III) Définition des Soins Palliatifs :
Définition de la SFAP (Société Française d'Accompagnement et de Soins Palliatifs.)
Cette définition répond aux préoccupations qui ont soutenu l'émergence du Mouvement des Soins Palliatifs :
® exclusion du système curatif : soins actifs.
® confusion entre le corps et l'organe : personne globale.

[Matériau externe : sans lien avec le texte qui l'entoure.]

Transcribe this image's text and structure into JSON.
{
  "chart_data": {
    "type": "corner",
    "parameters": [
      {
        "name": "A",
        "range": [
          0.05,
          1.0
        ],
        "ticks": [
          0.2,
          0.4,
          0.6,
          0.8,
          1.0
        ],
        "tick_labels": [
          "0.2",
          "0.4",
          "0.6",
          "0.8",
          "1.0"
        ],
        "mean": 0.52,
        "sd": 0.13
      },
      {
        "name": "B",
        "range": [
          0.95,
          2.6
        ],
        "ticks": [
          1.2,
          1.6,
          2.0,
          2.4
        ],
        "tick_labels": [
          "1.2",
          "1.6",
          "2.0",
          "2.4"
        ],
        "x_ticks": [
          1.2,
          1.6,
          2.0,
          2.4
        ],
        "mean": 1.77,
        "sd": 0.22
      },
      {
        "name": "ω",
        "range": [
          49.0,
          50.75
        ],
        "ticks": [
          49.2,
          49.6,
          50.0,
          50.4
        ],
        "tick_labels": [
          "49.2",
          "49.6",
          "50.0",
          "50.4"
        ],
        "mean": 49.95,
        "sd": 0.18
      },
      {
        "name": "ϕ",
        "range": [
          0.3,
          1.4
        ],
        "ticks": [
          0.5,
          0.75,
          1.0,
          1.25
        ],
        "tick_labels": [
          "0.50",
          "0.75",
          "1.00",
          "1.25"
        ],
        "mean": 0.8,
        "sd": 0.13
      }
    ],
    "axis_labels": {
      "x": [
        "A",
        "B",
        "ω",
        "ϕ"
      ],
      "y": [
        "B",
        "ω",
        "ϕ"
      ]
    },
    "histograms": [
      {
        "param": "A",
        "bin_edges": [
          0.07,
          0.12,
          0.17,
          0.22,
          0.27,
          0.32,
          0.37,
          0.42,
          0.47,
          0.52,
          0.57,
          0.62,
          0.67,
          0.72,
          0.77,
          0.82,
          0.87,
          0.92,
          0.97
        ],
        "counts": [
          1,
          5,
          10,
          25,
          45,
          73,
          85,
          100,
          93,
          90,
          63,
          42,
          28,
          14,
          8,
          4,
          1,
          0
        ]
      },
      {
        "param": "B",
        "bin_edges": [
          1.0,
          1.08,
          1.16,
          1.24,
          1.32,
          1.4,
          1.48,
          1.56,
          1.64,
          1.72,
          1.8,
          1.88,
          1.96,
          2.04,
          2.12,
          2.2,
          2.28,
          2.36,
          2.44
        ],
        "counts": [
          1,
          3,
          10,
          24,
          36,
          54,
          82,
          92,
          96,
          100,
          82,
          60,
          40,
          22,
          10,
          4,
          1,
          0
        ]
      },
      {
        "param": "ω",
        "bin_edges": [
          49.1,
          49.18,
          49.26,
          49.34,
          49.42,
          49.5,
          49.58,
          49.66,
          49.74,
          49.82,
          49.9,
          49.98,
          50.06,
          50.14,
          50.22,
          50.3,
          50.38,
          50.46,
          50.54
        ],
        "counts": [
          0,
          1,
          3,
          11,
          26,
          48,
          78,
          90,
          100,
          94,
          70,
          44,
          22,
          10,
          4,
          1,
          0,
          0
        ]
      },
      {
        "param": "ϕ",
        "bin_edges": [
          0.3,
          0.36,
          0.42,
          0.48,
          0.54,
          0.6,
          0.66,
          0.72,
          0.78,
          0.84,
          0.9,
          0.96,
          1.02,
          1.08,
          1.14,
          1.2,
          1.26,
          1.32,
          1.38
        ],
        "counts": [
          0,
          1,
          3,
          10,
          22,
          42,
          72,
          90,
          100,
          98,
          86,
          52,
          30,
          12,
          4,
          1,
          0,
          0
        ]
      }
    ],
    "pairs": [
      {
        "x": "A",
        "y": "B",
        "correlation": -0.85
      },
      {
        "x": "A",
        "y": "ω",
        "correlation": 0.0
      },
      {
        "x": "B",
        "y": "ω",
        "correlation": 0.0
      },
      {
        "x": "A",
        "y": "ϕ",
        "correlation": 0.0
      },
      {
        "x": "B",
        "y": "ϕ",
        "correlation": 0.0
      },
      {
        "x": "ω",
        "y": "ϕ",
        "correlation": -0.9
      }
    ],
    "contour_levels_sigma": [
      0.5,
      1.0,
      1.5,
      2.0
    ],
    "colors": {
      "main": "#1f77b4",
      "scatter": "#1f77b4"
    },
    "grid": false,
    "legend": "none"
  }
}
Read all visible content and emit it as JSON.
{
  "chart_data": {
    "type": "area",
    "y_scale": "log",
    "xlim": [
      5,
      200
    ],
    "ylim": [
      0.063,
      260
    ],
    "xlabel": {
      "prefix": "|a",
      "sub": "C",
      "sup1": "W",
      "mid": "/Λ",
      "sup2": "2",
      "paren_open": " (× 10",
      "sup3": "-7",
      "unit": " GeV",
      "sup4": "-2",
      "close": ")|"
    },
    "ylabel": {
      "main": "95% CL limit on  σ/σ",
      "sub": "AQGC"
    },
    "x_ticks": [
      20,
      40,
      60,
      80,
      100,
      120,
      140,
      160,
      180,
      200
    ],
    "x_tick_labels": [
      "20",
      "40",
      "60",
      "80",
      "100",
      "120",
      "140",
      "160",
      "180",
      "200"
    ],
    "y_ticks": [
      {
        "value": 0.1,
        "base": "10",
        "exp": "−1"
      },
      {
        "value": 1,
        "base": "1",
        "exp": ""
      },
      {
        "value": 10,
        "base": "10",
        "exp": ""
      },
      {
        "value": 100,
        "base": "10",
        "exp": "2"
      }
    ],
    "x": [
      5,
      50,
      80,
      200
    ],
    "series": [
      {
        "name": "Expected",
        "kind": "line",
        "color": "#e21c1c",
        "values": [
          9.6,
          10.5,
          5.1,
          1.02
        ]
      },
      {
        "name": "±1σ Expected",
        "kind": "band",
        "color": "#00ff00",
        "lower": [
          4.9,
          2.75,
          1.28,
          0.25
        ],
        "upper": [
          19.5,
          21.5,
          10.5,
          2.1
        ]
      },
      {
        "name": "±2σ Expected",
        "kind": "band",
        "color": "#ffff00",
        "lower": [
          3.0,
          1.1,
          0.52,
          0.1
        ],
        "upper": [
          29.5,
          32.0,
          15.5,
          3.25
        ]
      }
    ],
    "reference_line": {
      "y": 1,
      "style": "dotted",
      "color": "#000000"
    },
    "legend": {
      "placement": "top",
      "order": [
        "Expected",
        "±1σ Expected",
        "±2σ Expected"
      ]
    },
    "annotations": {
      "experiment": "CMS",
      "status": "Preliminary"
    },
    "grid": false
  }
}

Ce sont des soins qui s'adressent au malade en tant que personne.
® solitude du mourant : elle introduit le corps social par l'intermédiaire de la famille et des proches pris en compte au même titre que le malade et des bénévoles .
® solitude des survivants : soutien aux proches en deuil.
Elle se situe du côté de la vie : recherche d'une qualité de vie jusqu'au décès, mais comment se donne-t-elle les moyens de poser la question de la vie ?.
Certes, elle recommande la pluridisciplinarité en particulier avec les sciences humaines, mais elle entérine sans autre forme de procès la médicalisation du deuil et de la souffrance.
Du même coup, elle évacue la question du sens : "au nom de quoi tout cela ? "
Bibliographie
Augé Marc - " ce que nous avons perdu, ce sont les vivants, pas les morts. " in " la mort et moi et nous " Ed. textuel Coll.le penser-vivre. 1995.
Baudry Patrick - " La solidarité devant la mort " in " Revue Laennec " Printemps 1989. - " Le deuil entre appareillage et socialité. " - " La mort provoque la culture. " in " la mort et moi et nous " Ed. textuel Coll.le penser-vivre. 1995. - " La mort a-t-elle changé " in " Revue JALMALV " N°49 Juin 1997.
Lamau Marie-Louise Soins Palliatifs Origine, inspiration, enjeux éthiques Ed. Centurion 1994. Manuel des Soins Palliatifs Ed. Privat 1995.
Lassaunière Jean-Michel " Comprendre les soins palliatifs en France. " Conférence Jalmav-Dijon 04/06/1997.
Pinell Patrice Naissance d’un fléau. Histoire de la lutte contre le cancer en France (1890-1940) Ed. Métailié 1992.
Vasse Denis Se tenir debout et marcher Coll. Sur le Champ. Ed.Gallimard 1995.
Verdier Minelle " enjeux. "in " la mort et moi et nous "Ed. textuel - Coll.le penser-vivre. 1995.
Vovelle Michel La mort en occident Ed. Gallimard 1983.